Opinião: Intolerância ou incoerência? Claudia Leitte altera letra de música e ignora raízes do Axé-Music
Por: Matheus Montserrat.
Claudia Leitte, mais uma vez, se encontra no centro de uma polêmica que poderia ter sido facilmente evitada. A cantora, que construiu sua carreira no Axé-Music decidiu alterar a letra da música Caranguejo, substituindo uma referência a Iemanjá, importante figura das religiões de matriz africana, por uma menção a Jesus. Nas últimas apresentações, da cantora, ela tem trocado a saudação a Iemanjá pelo nome de Jesus em hebraico. A letra original diz: “Joga flores no mar. Saudando a rainha Iemanjá”. Devido à sua religião, a artista passou a cantar: “Joga flores. Eu canto meu rei Yeshua”.

A decisão gerou fortes críticas e repercussão nas redes sociais, acusando-a de intolerância religiosa, e até mesmo o secretário da Cultura e Turismo de Salvador, Pedro Tourinho, entrou no debate, ressaltando que apagar referências às raízes negras do Axé é, no mínimo, uma postura desrespeitosa e racista.
É inegável que Claudia Leitte tem sua liberdade de crença como qualquer indivíduo deve ter. No entanto, existe um ponto crucial que não pode ser ignorado: o axé, é o estilo que alçou Claudia ao sucesso, tem uma conexão profunda com as religiões de matriz africana e a cultura negra. A palavra “axé”, por si só, vem do iorubá e carrega o significado de força, energia e realização, sendo um pilar cultural e espiritual no contexto brasileiro. Retirar ou alterar esses elementos não é apenas uma escolha artística, mas também um ato que carrega implicações sociais, históricas e simbólicas.
Claudia Leitte precisa lembrar que sua carreira foi construída sobre o alicerce desse estilo. Não é apenas um ritmo; é uma manifestação cultural que reverencia suas raízes e celebra sua ancestralidade. Quando a cantora decide ignorar ou reescrever aspectos dessa cultura para se adequar a suas convicções pessoais, ela não está apenas desrespeitando o gênero que lhe deu visibilidade ela está contribuindo para a invisibilização e o apagamento de uma parte essencial da história cultural brasileira.

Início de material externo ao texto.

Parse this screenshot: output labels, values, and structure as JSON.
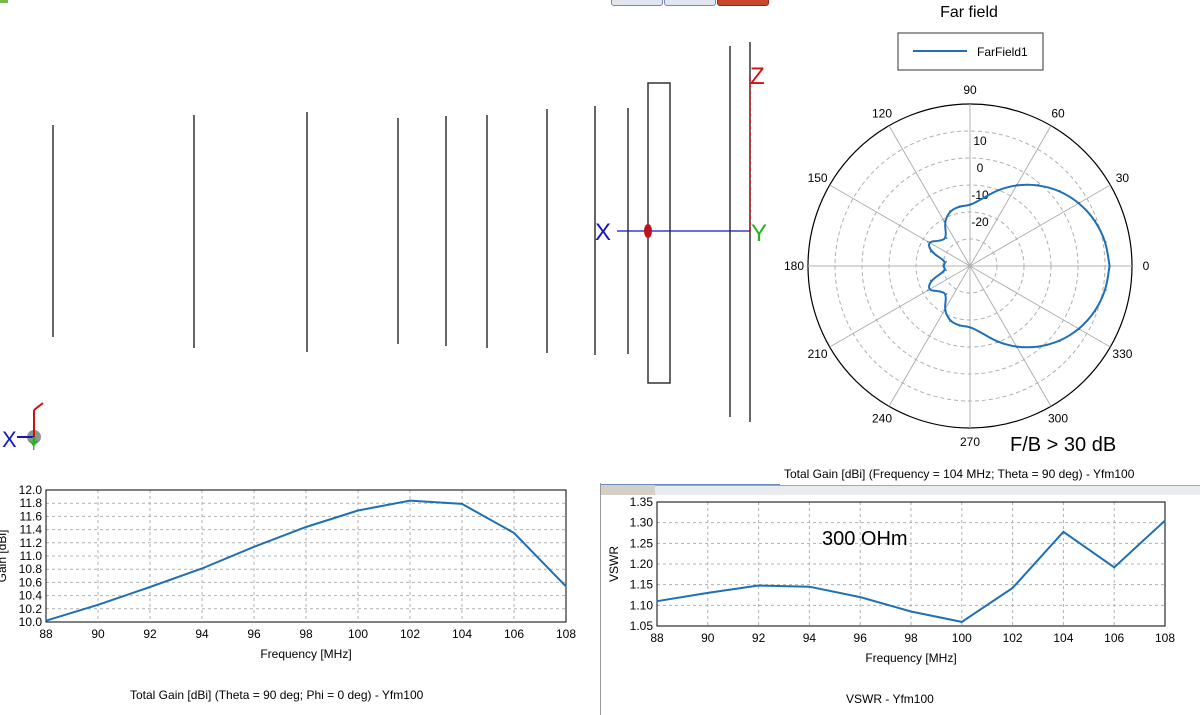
{
  "geometry_window": {
    "axis_labels": {
      "x": "X",
      "y": "Y",
      "z": "Z"
    },
    "triad_labels": {
      "x": "X",
      "y": "Y"
    }
  },
  "charts": {
    "far_field": {
      "title": "Far field",
      "caption": "Total Gain [dBi] (Frequency = 104 MHz; Theta = 90 deg) - Yfm100",
      "annotation": "F/B > 30 dB"
    },
    "gain": {
      "caption": "Total Gain [dBi] (Theta = 90 deg; Phi = 0 deg) - Yfm100"
    },
    "vswr": {
      "caption": "VSWR - Yfm100",
      "annotation": "300 OHm"
    }
  },
  "colors": {
    "series": "#1f6fb4",
    "grid": "#b0b0b0",
    "axis_x": "#1515c8",
    "axis_y": "#22b522",
    "axis_z": "#d01010"
  },
  "chart_data": [
    {
      "type": "polar",
      "title": "Far field",
      "legend": [
        "FarField1"
      ],
      "legend_position": "top",
      "radial_ticks": [
        -20,
        -10,
        0,
        10
      ],
      "radial_range": [
        -40,
        20
      ],
      "angle_ticks": [
        0,
        30,
        60,
        90,
        120,
        150,
        180,
        210,
        240,
        270,
        300,
        330
      ],
      "series": [
        {
          "name": "FarField1",
          "angle_deg": [
            0,
            10,
            20,
            30,
            40,
            50,
            60,
            70,
            80,
            90,
            100,
            110,
            120,
            130,
            140,
            150,
            160,
            170,
            180,
            190,
            200,
            210,
            220,
            230,
            240,
            250,
            260,
            270,
            280,
            290,
            300,
            310,
            320,
            330,
            340,
            350
          ],
          "gain_dbi": [
            11.7,
            11.1,
            9.4,
            6.8,
            3.4,
            -0.7,
            -5.2,
            -10.0,
            -14.8,
            -17.5,
            -17.5,
            -18.3,
            -21.0,
            -26.5,
            -25.5,
            -22.0,
            -24.5,
            -31.0,
            -30.0,
            -31.0,
            -24.5,
            -22.0,
            -25.5,
            -26.5,
            -21.0,
            -18.3,
            -17.5,
            -17.5,
            -14.8,
            -10.0,
            -5.2,
            -0.7,
            3.4,
            6.8,
            9.4,
            11.1
          ]
        }
      ],
      "grid": true
    },
    {
      "type": "line",
      "title": "",
      "xlabel": "Frequency [MHz]",
      "ylabel": "Gain [dBi]",
      "x": [
        88,
        90,
        92,
        94,
        96,
        98,
        100,
        102,
        104,
        106,
        108
      ],
      "xlim": [
        88,
        108
      ],
      "ylim": [
        10.0,
        12.0
      ],
      "xticks": [
        88,
        90,
        92,
        94,
        96,
        98,
        100,
        102,
        104,
        106,
        108
      ],
      "yticks": [
        "10.0",
        "10.2",
        "10.4",
        "10.6",
        "10.8",
        "11.0",
        "11.2",
        "11.4",
        "11.6",
        "11.8",
        "12.0"
      ],
      "series": [
        {
          "values": [
            10.02,
            10.26,
            10.53,
            10.81,
            11.14,
            11.44,
            11.69,
            11.84,
            11.79,
            11.35,
            10.54
          ]
        }
      ],
      "grid": true
    },
    {
      "type": "line",
      "title": "",
      "xlabel": "Frequency [MHz]",
      "ylabel": "VSWR",
      "x": [
        88,
        90,
        92,
        94,
        96,
        98,
        100,
        102,
        104,
        106,
        108
      ],
      "xlim": [
        88,
        108
      ],
      "ylim": [
        1.05,
        1.35
      ],
      "xticks": [
        88,
        90,
        92,
        94,
        96,
        98,
        100,
        102,
        104,
        106,
        108
      ],
      "yticks": [
        "1.05",
        "1.10",
        "1.15",
        "1.20",
        "1.25",
        "1.30",
        "1.35"
      ],
      "series": [
        {
          "values": [
            1.11,
            1.13,
            1.148,
            1.145,
            1.12,
            1.085,
            1.06,
            1.142,
            1.278,
            1.192,
            1.305
          ]
        }
      ],
      "grid": true
    }
  ]
}
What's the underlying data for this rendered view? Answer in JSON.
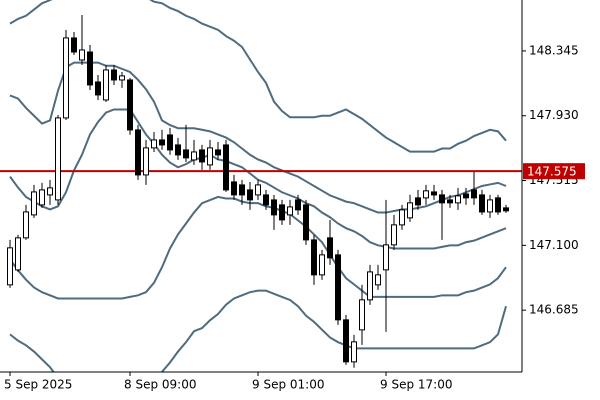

Essa não é a primeira vez que Claudia adota uma postura semelhante. A mudança na letra de Caranguejo já havia ocorrido em 2014, durante a gravação de um DVD. Na época, o gesto foi amplamente debatido, e hoje a situação se repete, com ainda mais repercussão. Não se trata de um erro isolado, mas de um padrão que coloca em xeque a capacidade da cantora de lidar com sua própria trajetória artística de forma coerente.
O episódio nos leva a questionar: o que está acontecendo com Claudia Leitte? Pois o problema é velho, são polêmicas que poderiam ser facilmente evitadas. Seria uma falha de sua equipe ou uma desconexão profunda entre a artista e o próprio legado que ela ajudou a construir? Claudia sempre foi reconhecida por seu talento e esforço, mas polêmicas como essa não apenas enfraquecem sua imagem pública, como também criam um afastamento entre ela e o público.
Se Claudia não se sente confortável em cantar músicas que carregam referências culturais e espirituais do axé, talvez seja o momento dela refletir sobre sua relação com o gênero. Continuar nessa dualidade entre o Axé que impulsionou sua carreira e as crenças pessoais que parecem rejeitar elementos centrais do gênero só a coloca em uma posição contraditória e desgastante.
O Axé-Music, ao longo dos seus quase 40 anos de existência, nunca foi apenas entretenimento. É uma celebração da cultura negra, uma expressão de resistência e uma força vital na música brasileira. Claudia Leitte, enquanto figura pública e representante do gênero, carrega a responsabilidade de respeitar e honrar essa história que é também sua história. Caso contrário, sua carreira que se ergueu sobre esse rico legado deveria ser repensada ou direcionada para outro cenário musical.